Василий Андреевич утвердительно кивнул, и они побрели. Через несколько верст показалась железная дорога.

Поезд медленно тянулся по степи. То ли он был старый, то ли машинист жалел всех, кто на ходу пытался залезть в небольшой переполненный состав. Штабс-капитан с товарищами бегом нагнали хвост поезда. В вагоне было тесно, пахло салом, кислой капустой. Мартюшев протиснулся поглубже, махнул рукой остальным:

– Тута местечко предлагают, идемте.

В бывшем купейном вагоне со сломанными дверцами в проходе сидели мешочники, мужики и бабы, шелестел украинский говор. В купе, куда Мартюшев позвал, всё было забито, но черноволосый парубок в меховом жилете поверх атласной косоворотки и новеньких сапогах гармошкой с улыбкой пригласил к себе:

– Митьша, геть со шконки, дай шановним панам разместиться. Ласкаво просимо до нас!

Маленький, тусклый, с узким лицом, Митьша уполз куда-то под самый потолок вагона, остальные уплотнились, подвинулись, освобождая место для вновь прибывших.

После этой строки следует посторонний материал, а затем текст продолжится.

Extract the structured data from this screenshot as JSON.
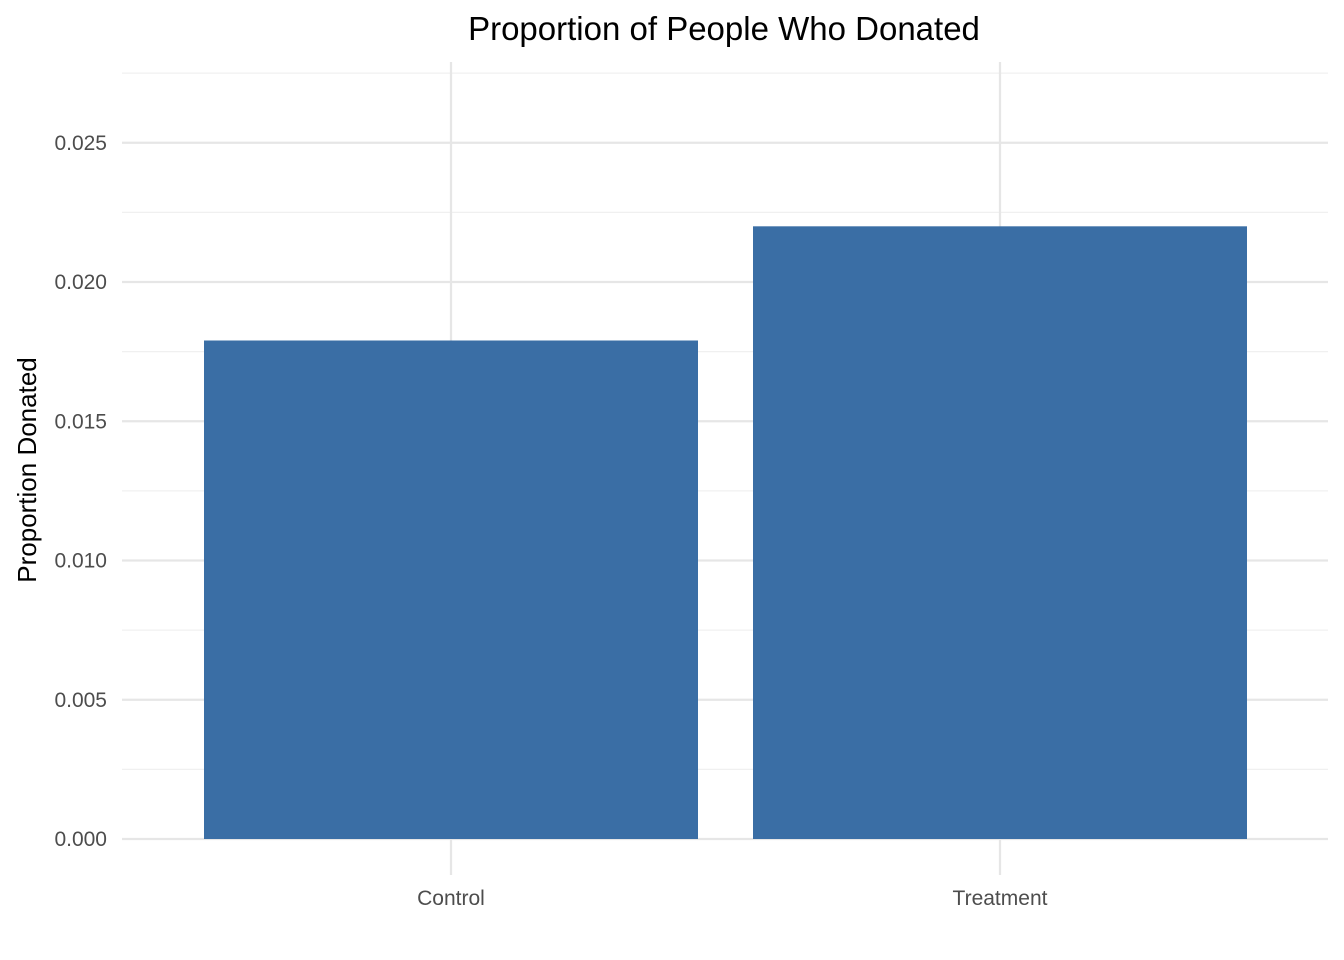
{
  "chart_data": {
    "type": "bar",
    "title": "Proportion of People Who Donated",
    "xlabel": "",
    "ylabel": "Proportion Donated",
    "categories": [
      "Control",
      "Treatment"
    ],
    "values": [
      0.0179,
      0.022
    ],
    "ylim": [
      0,
      0.0279
    ],
    "y_ticks": [
      0,
      0.005,
      0.01,
      0.015,
      0.02,
      0.025
    ],
    "y_tick_labels": [
      "0.000",
      "0.005",
      "0.010",
      "0.015",
      "0.020",
      "0.025"
    ],
    "grid": true,
    "legend": "none",
    "colors": {
      "bar": "#3a6ea5",
      "grid_major": "#e6e6e6",
      "grid_minor": "#f0f0f0",
      "background": "#ffffff"
    }
  }
}
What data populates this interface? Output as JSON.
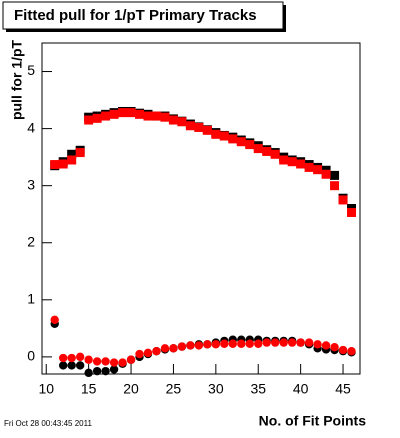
{
  "chart_data": {
    "type": "scatter",
    "title": "Fitted pull for 1/pT Primary Tracks",
    "y_label": "pull for 1/pT",
    "x_label": "No. of Fit Points",
    "footer": "Fri Oct 28 00:43:45 2011",
    "x": [
      11,
      12,
      13,
      14,
      15,
      16,
      17,
      18,
      19,
      20,
      21,
      22,
      23,
      24,
      25,
      26,
      27,
      28,
      29,
      30,
      31,
      32,
      33,
      34,
      35,
      36,
      37,
      38,
      39,
      40,
      41,
      42,
      43,
      44,
      45,
      46
    ],
    "series": [
      {
        "color": "#000000",
        "marker": "square",
        "values": [
          3.35,
          3.42,
          3.55,
          3.62,
          4.2,
          4.22,
          4.25,
          4.28,
          4.3,
          4.3,
          4.27,
          4.25,
          4.22,
          4.22,
          4.17,
          4.13,
          4.08,
          4.03,
          3.98,
          3.93,
          3.88,
          3.85,
          3.8,
          3.75,
          3.7,
          3.63,
          3.58,
          3.5,
          3.45,
          3.42,
          3.37,
          3.32,
          3.27,
          3.18,
          2.78,
          2.6
        ]
      },
      {
        "color": "#ff0000",
        "marker": "square",
        "values": [
          3.37,
          3.38,
          3.45,
          3.58,
          4.15,
          4.18,
          4.22,
          4.25,
          4.28,
          4.28,
          4.25,
          4.22,
          4.22,
          4.2,
          4.15,
          4.12,
          4.05,
          4.02,
          3.97,
          3.9,
          3.87,
          3.82,
          3.77,
          3.72,
          3.65,
          3.6,
          3.55,
          3.45,
          3.42,
          3.38,
          3.32,
          3.28,
          3.2,
          3.0,
          2.75,
          2.53
        ]
      },
      {
        "color": "#000000",
        "marker": "circle",
        "values": [
          0.58,
          -0.15,
          -0.15,
          -0.15,
          -0.28,
          -0.25,
          -0.25,
          -0.22,
          -0.12,
          -0.05,
          0.0,
          0.05,
          0.1,
          0.13,
          0.15,
          0.18,
          0.2,
          0.22,
          0.22,
          0.25,
          0.28,
          0.3,
          0.3,
          0.3,
          0.3,
          0.28,
          0.28,
          0.28,
          0.28,
          0.25,
          0.22,
          0.15,
          0.13,
          0.12,
          0.1,
          0.08
        ]
      },
      {
        "color": "#ff0000",
        "marker": "circle",
        "values": [
          0.65,
          -0.02,
          -0.02,
          0.0,
          -0.05,
          -0.08,
          -0.08,
          -0.1,
          -0.1,
          -0.05,
          0.05,
          0.07,
          0.1,
          0.15,
          0.15,
          0.18,
          0.2,
          0.2,
          0.22,
          0.22,
          0.23,
          0.23,
          0.23,
          0.23,
          0.23,
          0.25,
          0.25,
          0.25,
          0.25,
          0.25,
          0.25,
          0.22,
          0.2,
          0.17,
          0.12,
          0.1
        ]
      }
    ],
    "xlim": [
      9.5,
      47
    ],
    "xticks": [
      10,
      15,
      20,
      25,
      30,
      35,
      40,
      45
    ],
    "ylim": [
      -0.3,
      5.5
    ],
    "yticks": [
      0,
      1,
      2,
      3,
      4,
      5
    ]
  }
}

– Вашбродь, сидайте, я тута на полу…

Василий Андреевич сел на лавку, рядом примостился прапорщик.

– Спасибо, господа. А куда этот поезд направляется?

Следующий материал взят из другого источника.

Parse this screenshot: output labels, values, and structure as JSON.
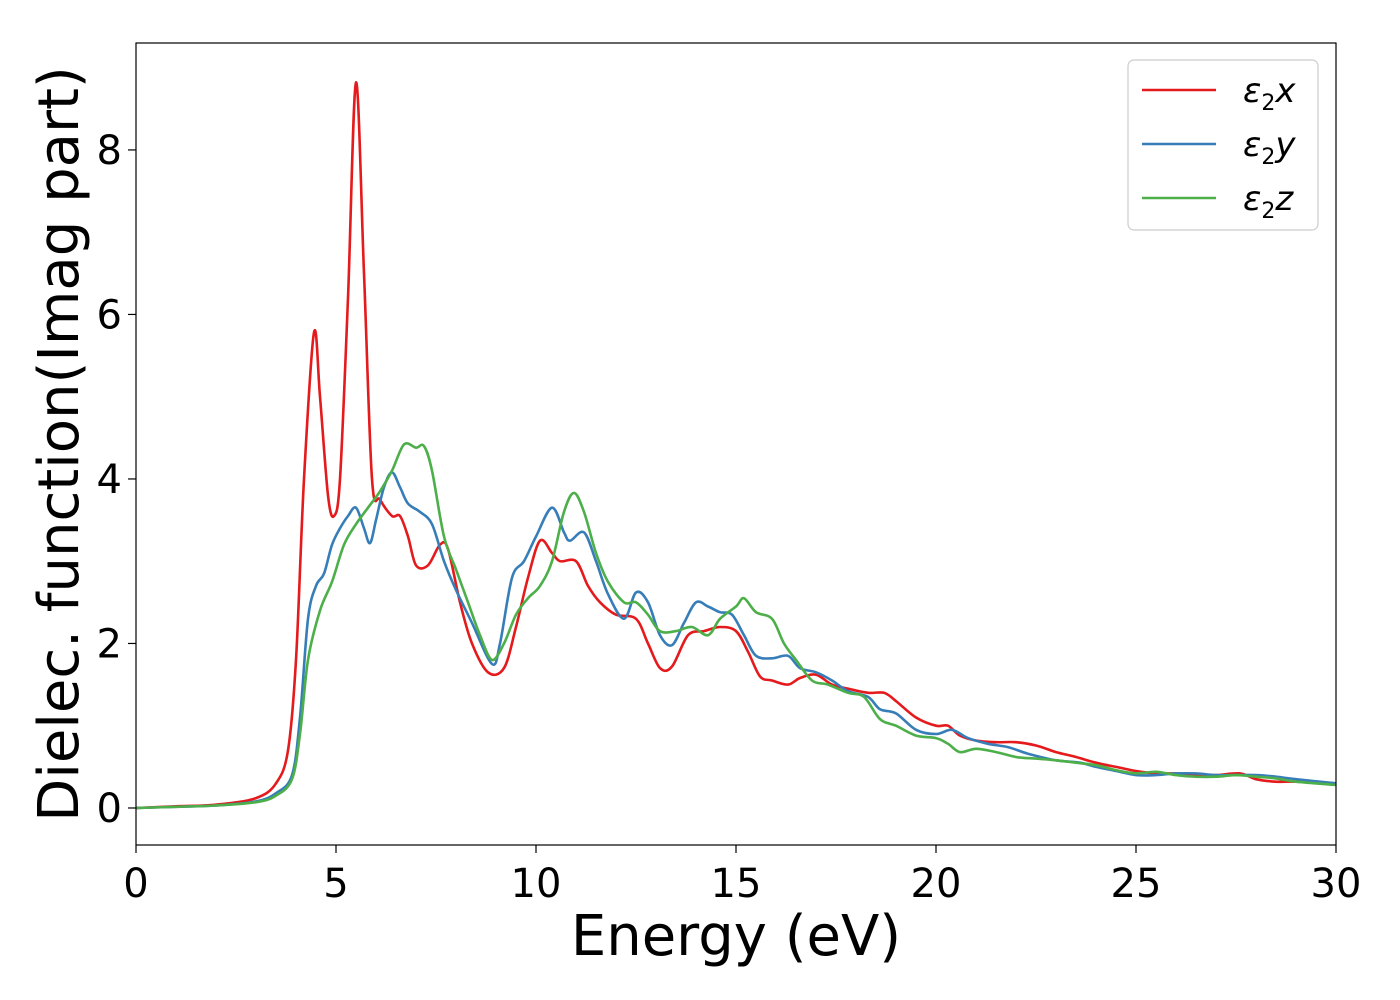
{
  "chart_data": {
    "type": "line",
    "xlabel": "Energy (eV)",
    "ylabel": "Dielec. function(Imag part)",
    "xlim": [
      0,
      30
    ],
    "ylim": [
      -0.45,
      9.3
    ],
    "xticks": [
      0,
      5,
      10,
      15,
      20,
      25,
      30
    ],
    "yticks": [
      0,
      2,
      4,
      6,
      8
    ],
    "grid": false,
    "legend_position": "top-right",
    "series": [
      {
        "name": "ε2x",
        "legend_main": "ε",
        "legend_sub": "2",
        "legend_tail": "x",
        "color": "#e41a1c",
        "points": [
          [
            0,
            0
          ],
          [
            1,
            0.02
          ],
          [
            2,
            0.04
          ],
          [
            3,
            0.12
          ],
          [
            3.5,
            0.3
          ],
          [
            3.8,
            0.7
          ],
          [
            4.0,
            1.8
          ],
          [
            4.2,
            4.0
          ],
          [
            4.45,
            5.78
          ],
          [
            4.6,
            5.0
          ],
          [
            4.8,
            3.8
          ],
          [
            4.95,
            3.55
          ],
          [
            5.1,
            4.0
          ],
          [
            5.3,
            6.2
          ],
          [
            5.5,
            8.82
          ],
          [
            5.7,
            6.5
          ],
          [
            5.9,
            4.0
          ],
          [
            6.1,
            3.75
          ],
          [
            6.4,
            3.55
          ],
          [
            6.6,
            3.55
          ],
          [
            6.8,
            3.3
          ],
          [
            7.0,
            2.95
          ],
          [
            7.3,
            2.95
          ],
          [
            7.6,
            3.2
          ],
          [
            7.8,
            3.15
          ],
          [
            8.1,
            2.5
          ],
          [
            8.4,
            2.0
          ],
          [
            8.8,
            1.65
          ],
          [
            9.2,
            1.7
          ],
          [
            9.5,
            2.2
          ],
          [
            9.8,
            2.8
          ],
          [
            10.1,
            3.25
          ],
          [
            10.4,
            3.1
          ],
          [
            10.6,
            3.0
          ],
          [
            11.0,
            3.0
          ],
          [
            11.3,
            2.7
          ],
          [
            11.6,
            2.5
          ],
          [
            12.0,
            2.35
          ],
          [
            12.5,
            2.3
          ],
          [
            12.8,
            2.0
          ],
          [
            13.1,
            1.7
          ],
          [
            13.4,
            1.72
          ],
          [
            13.8,
            2.1
          ],
          [
            14.2,
            2.15
          ],
          [
            14.6,
            2.2
          ],
          [
            15.0,
            2.15
          ],
          [
            15.3,
            1.9
          ],
          [
            15.6,
            1.6
          ],
          [
            15.9,
            1.55
          ],
          [
            16.3,
            1.5
          ],
          [
            16.6,
            1.58
          ],
          [
            17.0,
            1.62
          ],
          [
            17.4,
            1.5
          ],
          [
            17.8,
            1.45
          ],
          [
            18.3,
            1.4
          ],
          [
            18.7,
            1.4
          ],
          [
            19.0,
            1.3
          ],
          [
            19.5,
            1.1
          ],
          [
            20.0,
            1.0
          ],
          [
            20.3,
            1.0
          ],
          [
            20.6,
            0.88
          ],
          [
            21.0,
            0.82
          ],
          [
            21.5,
            0.8
          ],
          [
            22.0,
            0.8
          ],
          [
            22.5,
            0.76
          ],
          [
            23.0,
            0.68
          ],
          [
            23.5,
            0.62
          ],
          [
            24.0,
            0.55
          ],
          [
            24.5,
            0.5
          ],
          [
            25.0,
            0.45
          ],
          [
            25.5,
            0.42
          ],
          [
            26.0,
            0.42
          ],
          [
            26.5,
            0.4
          ],
          [
            27.0,
            0.4
          ],
          [
            27.6,
            0.42
          ],
          [
            28.0,
            0.35
          ],
          [
            28.5,
            0.32
          ],
          [
            29.0,
            0.32
          ],
          [
            30.0,
            0.3
          ]
        ]
      },
      {
        "name": "ε2y",
        "legend_main": "ε",
        "legend_sub": "2",
        "legend_tail": "y",
        "color": "#377eb8",
        "points": [
          [
            0,
            0
          ],
          [
            1,
            0.015
          ],
          [
            2,
            0.03
          ],
          [
            3,
            0.08
          ],
          [
            3.5,
            0.18
          ],
          [
            3.9,
            0.4
          ],
          [
            4.1,
            1.1
          ],
          [
            4.3,
            2.3
          ],
          [
            4.5,
            2.7
          ],
          [
            4.7,
            2.85
          ],
          [
            4.9,
            3.2
          ],
          [
            5.1,
            3.4
          ],
          [
            5.3,
            3.55
          ],
          [
            5.5,
            3.65
          ],
          [
            5.7,
            3.4
          ],
          [
            5.85,
            3.22
          ],
          [
            6.0,
            3.5
          ],
          [
            6.2,
            3.9
          ],
          [
            6.4,
            4.08
          ],
          [
            6.6,
            3.9
          ],
          [
            6.8,
            3.7
          ],
          [
            7.1,
            3.6
          ],
          [
            7.4,
            3.45
          ],
          [
            7.7,
            3.0
          ],
          [
            8.0,
            2.65
          ],
          [
            8.4,
            2.25
          ],
          [
            8.9,
            1.75
          ],
          [
            9.1,
            2.0
          ],
          [
            9.4,
            2.8
          ],
          [
            9.7,
            3.0
          ],
          [
            10.0,
            3.3
          ],
          [
            10.4,
            3.65
          ],
          [
            10.7,
            3.35
          ],
          [
            10.85,
            3.25
          ],
          [
            11.2,
            3.35
          ],
          [
            11.5,
            3.0
          ],
          [
            11.8,
            2.6
          ],
          [
            12.2,
            2.3
          ],
          [
            12.5,
            2.62
          ],
          [
            12.8,
            2.5
          ],
          [
            13.1,
            2.1
          ],
          [
            13.4,
            1.98
          ],
          [
            13.7,
            2.25
          ],
          [
            14.0,
            2.5
          ],
          [
            14.3,
            2.45
          ],
          [
            14.6,
            2.38
          ],
          [
            14.9,
            2.35
          ],
          [
            15.2,
            2.1
          ],
          [
            15.5,
            1.85
          ],
          [
            15.9,
            1.82
          ],
          [
            16.3,
            1.85
          ],
          [
            16.6,
            1.7
          ],
          [
            17.0,
            1.65
          ],
          [
            17.4,
            1.55
          ],
          [
            17.8,
            1.42
          ],
          [
            18.3,
            1.35
          ],
          [
            18.6,
            1.2
          ],
          [
            19.0,
            1.15
          ],
          [
            19.5,
            0.95
          ],
          [
            20.0,
            0.9
          ],
          [
            20.4,
            0.95
          ],
          [
            20.8,
            0.85
          ],
          [
            21.3,
            0.78
          ],
          [
            21.8,
            0.74
          ],
          [
            22.3,
            0.66
          ],
          [
            23.0,
            0.58
          ],
          [
            23.6,
            0.55
          ],
          [
            24.0,
            0.5
          ],
          [
            24.5,
            0.45
          ],
          [
            25.0,
            0.4
          ],
          [
            25.5,
            0.4
          ],
          [
            26.0,
            0.42
          ],
          [
            26.5,
            0.42
          ],
          [
            27.0,
            0.4
          ],
          [
            27.5,
            0.4
          ],
          [
            28.0,
            0.4
          ],
          [
            28.5,
            0.38
          ],
          [
            29.0,
            0.35
          ],
          [
            30.0,
            0.3
          ]
        ]
      },
      {
        "name": "ε2z",
        "legend_main": "ε",
        "legend_sub": "2",
        "legend_tail": "z",
        "color": "#4daf4a",
        "points": [
          [
            0,
            0
          ],
          [
            1,
            0.015
          ],
          [
            2,
            0.03
          ],
          [
            3,
            0.07
          ],
          [
            3.5,
            0.15
          ],
          [
            3.9,
            0.35
          ],
          [
            4.1,
            0.9
          ],
          [
            4.3,
            1.8
          ],
          [
            4.6,
            2.4
          ],
          [
            4.9,
            2.75
          ],
          [
            5.2,
            3.2
          ],
          [
            5.5,
            3.45
          ],
          [
            5.8,
            3.65
          ],
          [
            6.1,
            3.85
          ],
          [
            6.4,
            4.1
          ],
          [
            6.7,
            4.42
          ],
          [
            7.0,
            4.38
          ],
          [
            7.2,
            4.4
          ],
          [
            7.4,
            4.1
          ],
          [
            7.7,
            3.3
          ],
          [
            8.0,
            2.9
          ],
          [
            8.3,
            2.5
          ],
          [
            8.6,
            2.1
          ],
          [
            8.9,
            1.8
          ],
          [
            9.2,
            2.0
          ],
          [
            9.5,
            2.35
          ],
          [
            9.8,
            2.55
          ],
          [
            10.1,
            2.7
          ],
          [
            10.4,
            3.0
          ],
          [
            10.7,
            3.6
          ],
          [
            10.95,
            3.83
          ],
          [
            11.2,
            3.6
          ],
          [
            11.5,
            3.1
          ],
          [
            11.8,
            2.75
          ],
          [
            12.2,
            2.5
          ],
          [
            12.5,
            2.5
          ],
          [
            12.8,
            2.35
          ],
          [
            13.1,
            2.15
          ],
          [
            13.5,
            2.15
          ],
          [
            13.9,
            2.2
          ],
          [
            14.3,
            2.1
          ],
          [
            14.6,
            2.3
          ],
          [
            15.0,
            2.45
          ],
          [
            15.2,
            2.55
          ],
          [
            15.5,
            2.38
          ],
          [
            15.9,
            2.3
          ],
          [
            16.2,
            2.0
          ],
          [
            16.5,
            1.8
          ],
          [
            16.9,
            1.55
          ],
          [
            17.3,
            1.5
          ],
          [
            17.8,
            1.4
          ],
          [
            18.2,
            1.35
          ],
          [
            18.6,
            1.08
          ],
          [
            19.0,
            1.0
          ],
          [
            19.5,
            0.88
          ],
          [
            20.0,
            0.85
          ],
          [
            20.3,
            0.78
          ],
          [
            20.6,
            0.68
          ],
          [
            21.0,
            0.72
          ],
          [
            21.5,
            0.68
          ],
          [
            22.0,
            0.62
          ],
          [
            22.5,
            0.6
          ],
          [
            23.0,
            0.58
          ],
          [
            23.5,
            0.55
          ],
          [
            24.0,
            0.52
          ],
          [
            24.5,
            0.46
          ],
          [
            25.0,
            0.42
          ],
          [
            25.5,
            0.44
          ],
          [
            26.0,
            0.4
          ],
          [
            26.5,
            0.38
          ],
          [
            27.0,
            0.38
          ],
          [
            27.5,
            0.4
          ],
          [
            28.0,
            0.38
          ],
          [
            28.5,
            0.36
          ],
          [
            29.0,
            0.32
          ],
          [
            30.0,
            0.28
          ]
        ]
      }
    ]
  }
}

– «Господа», – усмехнулся парубок. – Уважают нас, парни. Поезд на Киев идет, куда еще? Москали?

– Подданные Российской империи.

– А есть такая еще? – засмеялся чернявый.

Оборин пожал плечами. Штабс-капитан нутром почуял нехорошее, сжалось что-то в груди, как всегда, когда потом страх подтверждался или кто-то умирал.

– Ну что, подданные, гляжу, офицеры? А ну, вынимай, чего есть, из карманов. И ты, служивый, сидор развязывай, а это мы в сторонку поставим. Только тиха! – Кто-то сверху утянул у Мартюшева винтовку, а на Василия Андреевича и Оборина с нескольких сторон уже глядели стволы револьверов. Чернявый хлопец приветливо улыбался, тоже держа револьвер у колена.

Штабс-капитан вздохнул, осторожно вынул из кобуры наган, положил на столик. То же самое проделал прапорщик.

– Карманы выворачивай, панове!

На стол легли три рубля серебром с мелочью, погоны, снятые с шинели на всякий случай, полбуханки хлеба из мешка Мартюшева, портсигар трофейный серебряный, которого Василию Андреевичу было жаль, всю войну прошел с ним, да и в заначке там оставались еще четырнадцать хороших папирос, бронзовая иконка прапорщика да «Станислав» с мечами.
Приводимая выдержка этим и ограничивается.